Tout ça, ça vient de la contribution de la population. C’est des contributions. Les moyens financiers pour prendre en charge nos militaires, pour vraiment faire tout ce qu’il faut pour qu’on arrive à mobiliser nos troupes, ça dit aux contributions de nos populations. Pour savoir qu’il y a vraiment une contribution à tous les niveaux. Des femmes, des commerçants, des hommes, et même des enfants. Chacun contribue de sa manière. Il y a des caisses qui sont ouvertes. C’est une contribution à la base populaire pour soutenir cette lutte comme j’y allais dire chaque fois, que c’est une lutte populaire.
Le FLA n’est pas qu’un mouvement armé. Le FLA, c’est une population. C’est l’incarnation d’une lutte, d’une histoire. Elle a des objectifs qui représentent cette population. Elle est vraiment financée, appuyée, soutenue par cette population courageuse qui est en train de survivre et faire face à ces crimes menés par en premier l’armée malienne et en secondaire par les mercenaires les plus criminels du monde.
Est-ce que vous avez pu documenter tous les crimes dont vous parlez, que ce soit les crimes commis par l’armée malienne, les FAMAs, ou les mercenaires russes, que ce soit de Wagner à Africa Corps. Est-ce que c’est documenté ? Est-ce que vous avez des chiffres ?

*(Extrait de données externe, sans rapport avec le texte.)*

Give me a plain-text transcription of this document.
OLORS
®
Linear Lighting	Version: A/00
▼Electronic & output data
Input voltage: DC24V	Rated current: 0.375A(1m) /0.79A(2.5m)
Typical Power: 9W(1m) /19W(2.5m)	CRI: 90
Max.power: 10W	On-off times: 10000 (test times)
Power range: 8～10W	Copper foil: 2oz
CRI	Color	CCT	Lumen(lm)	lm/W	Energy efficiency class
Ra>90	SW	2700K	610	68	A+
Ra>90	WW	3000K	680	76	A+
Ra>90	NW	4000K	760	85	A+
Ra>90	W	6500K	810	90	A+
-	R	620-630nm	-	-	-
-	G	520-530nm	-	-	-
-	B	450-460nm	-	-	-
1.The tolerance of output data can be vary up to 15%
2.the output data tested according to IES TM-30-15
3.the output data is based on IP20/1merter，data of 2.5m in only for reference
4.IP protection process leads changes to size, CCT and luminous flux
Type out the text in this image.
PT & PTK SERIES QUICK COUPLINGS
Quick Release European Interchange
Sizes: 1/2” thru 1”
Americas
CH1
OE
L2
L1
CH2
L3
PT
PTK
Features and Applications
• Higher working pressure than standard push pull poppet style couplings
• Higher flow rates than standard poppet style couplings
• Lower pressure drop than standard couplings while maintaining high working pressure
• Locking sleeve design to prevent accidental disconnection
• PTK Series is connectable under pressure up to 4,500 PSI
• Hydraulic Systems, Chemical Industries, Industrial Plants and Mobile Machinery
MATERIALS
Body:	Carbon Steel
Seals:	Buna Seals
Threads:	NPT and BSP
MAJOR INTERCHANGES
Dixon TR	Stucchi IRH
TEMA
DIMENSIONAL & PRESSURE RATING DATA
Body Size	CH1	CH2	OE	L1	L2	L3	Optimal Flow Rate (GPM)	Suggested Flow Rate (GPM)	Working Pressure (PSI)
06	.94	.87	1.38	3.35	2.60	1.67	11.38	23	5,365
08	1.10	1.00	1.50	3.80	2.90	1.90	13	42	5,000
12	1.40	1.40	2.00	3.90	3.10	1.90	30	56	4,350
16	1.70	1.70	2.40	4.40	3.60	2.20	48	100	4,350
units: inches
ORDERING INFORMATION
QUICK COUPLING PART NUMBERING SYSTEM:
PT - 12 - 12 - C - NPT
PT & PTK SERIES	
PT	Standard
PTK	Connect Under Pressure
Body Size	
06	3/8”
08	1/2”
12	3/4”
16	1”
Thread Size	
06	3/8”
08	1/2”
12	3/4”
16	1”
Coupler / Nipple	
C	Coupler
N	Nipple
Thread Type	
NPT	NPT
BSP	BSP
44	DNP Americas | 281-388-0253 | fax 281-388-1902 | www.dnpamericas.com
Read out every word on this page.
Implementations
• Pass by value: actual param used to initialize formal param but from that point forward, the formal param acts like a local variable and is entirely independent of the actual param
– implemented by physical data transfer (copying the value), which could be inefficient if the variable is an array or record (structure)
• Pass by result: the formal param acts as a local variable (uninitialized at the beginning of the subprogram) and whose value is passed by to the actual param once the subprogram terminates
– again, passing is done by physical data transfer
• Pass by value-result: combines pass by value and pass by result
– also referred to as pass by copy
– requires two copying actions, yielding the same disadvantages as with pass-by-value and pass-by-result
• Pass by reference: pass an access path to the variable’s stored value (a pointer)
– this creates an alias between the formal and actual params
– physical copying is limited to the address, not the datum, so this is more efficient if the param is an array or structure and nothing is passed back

Si, c’est documenté. Ces derniers temps, il y a des ONG humanitaires locales qui documentent toutes ces bavures, ces atrocités ont été vraiment documentées, même si certaines n’ont pas encore été documentées parce qu’il faut savoir que nous avons un immense territoire, une immense étendue, donc il y a des choses qui se passent où personne n’est au courant. Donc c’est ça qui fait vraiment qu’il y a beaucoup de choses où on l’apprend qu’il y a une année, trois mois, quatre mois après l’effet. Donc il y a vraiment des documentations, pour tout celui qui veut le savoir ou qui a intérêt de travailler, il peut rentrer en contact avec nous pour nous fournir ces documents.
Pour le Mali, les pays de l’AES et une bonne frange de l’opinion africaine, FLA c’est une organisation terroriste, certains médias occidentaux, on entend parler des indépendantistes du FLA. Vous défendez une cause indépendantiste mais vous utilisez des méthodes terroristes. Est-ce que finalement vous n’êtes pas des terroristes ? Surtout lorsqu’on sait qu’Iyad Ag Ghali, l’un des premiers responsables de la rébellion Touarègue est aujourd’hui l’un des patrons du JNIM ?
Nous n’utilisons pas des méthodes terroristes pour atteindre nos objectifs. Nous sommes dans une guerre. C’est la guerre, on ne s’attaque pas aux civils, on ne s’attaque pas aux infrastructures d’état, on est face à face à une armée, on est face à face à des mercenaires russes, on est face à face à des drones.
Donc on ne commette pas des atrocités, nous avons les capacités et les moyens de tuer les civils. Pendant ces 4 dernières années, nous avons mené cette guerre sans qu’on tue un seul civil. On a la capacité d’aller dans des villages, dans des villes.
Quelle perspective vous prévoyez ?
Nous, on veut pas négocier avec eux. Ils vont partir obligatoirement mais on ne souhaite pas la guerre.